Felipe Quispe, an Aymara Indian protest leader, seemed to relish the idea. "That is much better, because that way we can define (the future of) this country with weapons," he said in an interview with a Peruvian radio stations.
"There is a racial battle between whites and Indians," he said. "It was high time for us (Indians) to take power, that the invaders return our territory," he added.
Demonstrators are demanding new presidential elections, the nationalization of the oil and gas industry and constitutional reform to establish regional autonomy.
Mesa called on Senate leader Hormando Vaca Diez -- first in line to succeed him -- and House of Deputies leader Mario Cossio to resign in order to facilitate early presidential elections.

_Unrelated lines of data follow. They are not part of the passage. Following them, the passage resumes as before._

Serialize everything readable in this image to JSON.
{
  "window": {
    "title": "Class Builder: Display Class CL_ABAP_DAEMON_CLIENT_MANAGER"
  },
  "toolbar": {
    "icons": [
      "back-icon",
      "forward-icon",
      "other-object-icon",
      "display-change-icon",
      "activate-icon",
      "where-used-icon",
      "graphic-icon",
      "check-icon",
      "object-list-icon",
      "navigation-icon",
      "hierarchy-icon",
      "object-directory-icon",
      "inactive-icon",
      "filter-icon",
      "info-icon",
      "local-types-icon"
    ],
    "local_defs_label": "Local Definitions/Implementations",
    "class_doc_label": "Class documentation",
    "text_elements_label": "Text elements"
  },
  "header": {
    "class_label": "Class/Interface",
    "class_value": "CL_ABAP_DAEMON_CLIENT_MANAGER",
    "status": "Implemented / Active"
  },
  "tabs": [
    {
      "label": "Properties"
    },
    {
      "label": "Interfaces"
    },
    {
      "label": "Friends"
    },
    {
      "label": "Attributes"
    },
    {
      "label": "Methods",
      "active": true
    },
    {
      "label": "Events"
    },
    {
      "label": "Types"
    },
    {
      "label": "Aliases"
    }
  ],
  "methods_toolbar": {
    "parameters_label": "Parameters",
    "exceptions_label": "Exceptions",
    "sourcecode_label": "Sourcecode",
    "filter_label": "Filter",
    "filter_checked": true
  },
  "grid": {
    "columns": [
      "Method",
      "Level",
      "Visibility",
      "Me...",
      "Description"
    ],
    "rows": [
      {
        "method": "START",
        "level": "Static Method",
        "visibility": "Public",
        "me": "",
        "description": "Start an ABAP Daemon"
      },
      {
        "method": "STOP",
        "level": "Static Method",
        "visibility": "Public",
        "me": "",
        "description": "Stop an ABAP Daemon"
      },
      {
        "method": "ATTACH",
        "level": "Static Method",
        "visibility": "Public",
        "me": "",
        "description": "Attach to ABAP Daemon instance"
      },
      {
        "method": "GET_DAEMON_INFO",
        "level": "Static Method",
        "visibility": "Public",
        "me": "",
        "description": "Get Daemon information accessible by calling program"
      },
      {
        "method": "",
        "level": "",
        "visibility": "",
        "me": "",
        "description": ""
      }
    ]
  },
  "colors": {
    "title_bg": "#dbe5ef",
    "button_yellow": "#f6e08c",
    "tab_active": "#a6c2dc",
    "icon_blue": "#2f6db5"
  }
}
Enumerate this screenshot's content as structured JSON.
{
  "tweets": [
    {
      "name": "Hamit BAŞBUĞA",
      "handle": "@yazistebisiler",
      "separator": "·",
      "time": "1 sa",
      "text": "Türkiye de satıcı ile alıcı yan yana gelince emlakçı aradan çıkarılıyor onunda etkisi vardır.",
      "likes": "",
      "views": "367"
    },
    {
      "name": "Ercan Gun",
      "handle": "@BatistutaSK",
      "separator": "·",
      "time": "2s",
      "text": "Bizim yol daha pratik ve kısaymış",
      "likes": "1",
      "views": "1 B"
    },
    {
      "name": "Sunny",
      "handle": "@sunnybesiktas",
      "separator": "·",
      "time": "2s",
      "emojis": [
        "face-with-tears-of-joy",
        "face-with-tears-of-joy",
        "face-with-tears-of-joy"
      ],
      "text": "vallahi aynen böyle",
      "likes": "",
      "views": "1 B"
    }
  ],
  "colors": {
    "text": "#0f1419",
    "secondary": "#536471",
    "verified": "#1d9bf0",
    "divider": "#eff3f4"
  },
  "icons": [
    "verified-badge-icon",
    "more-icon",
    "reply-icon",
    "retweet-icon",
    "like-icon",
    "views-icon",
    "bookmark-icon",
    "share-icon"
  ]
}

If both step aside that would allow Supreme Court chief justice Eduardo Rodriguez to become interim leader and call for early elections.
Congress could also reject Mesa's resignation, as it did on March 7, when he also offered to step down amid popular unrest.
Mesa served as president for 20 months, after his predecessor Gonzalo Sanchez de Lozada was also driven from office by protests over control of Bolivia's gas reserves.
A successor would serve out the remainder of Sanchez de Lozada's term, through August 2007.
Bolivia's social meltdown pits the poorer Andean regions surrounding La Paz against interests in the modern, relatively prosperous eastern and southern plains, where most of the natural gas wealth is located.
The government has raised taxes on oil and gas companies doing business in Bolivia in a bid to quell discontent, but protest leaders vowed demonstrations would continue until their goal of nationalization is met.
In eastern Bolivia, protesting Guarani Indians took over three oil fields belonging to British Petroleum and four belonging to Spain's Repsol, a spokesman for a group representing the 20 foreign energy concerns operating in Bolivia said.
Protesters earlier took over a pipeline station on the border with Chile, cutting off crude exports to the northern Chilean port of Arica.
The political system is dominated by people of mostly European descent -- many descending from 16th century Spanish conquistadores -- oriented to global markets. But grassroots activism has stirred demonstrators in the majority indigenous Aymara and Quechua nation of 8.5 million to a greater share of their country's wealth.
Bolivia, South America's poorest country, has the second-largest gas reserves in South America, after Venezuela.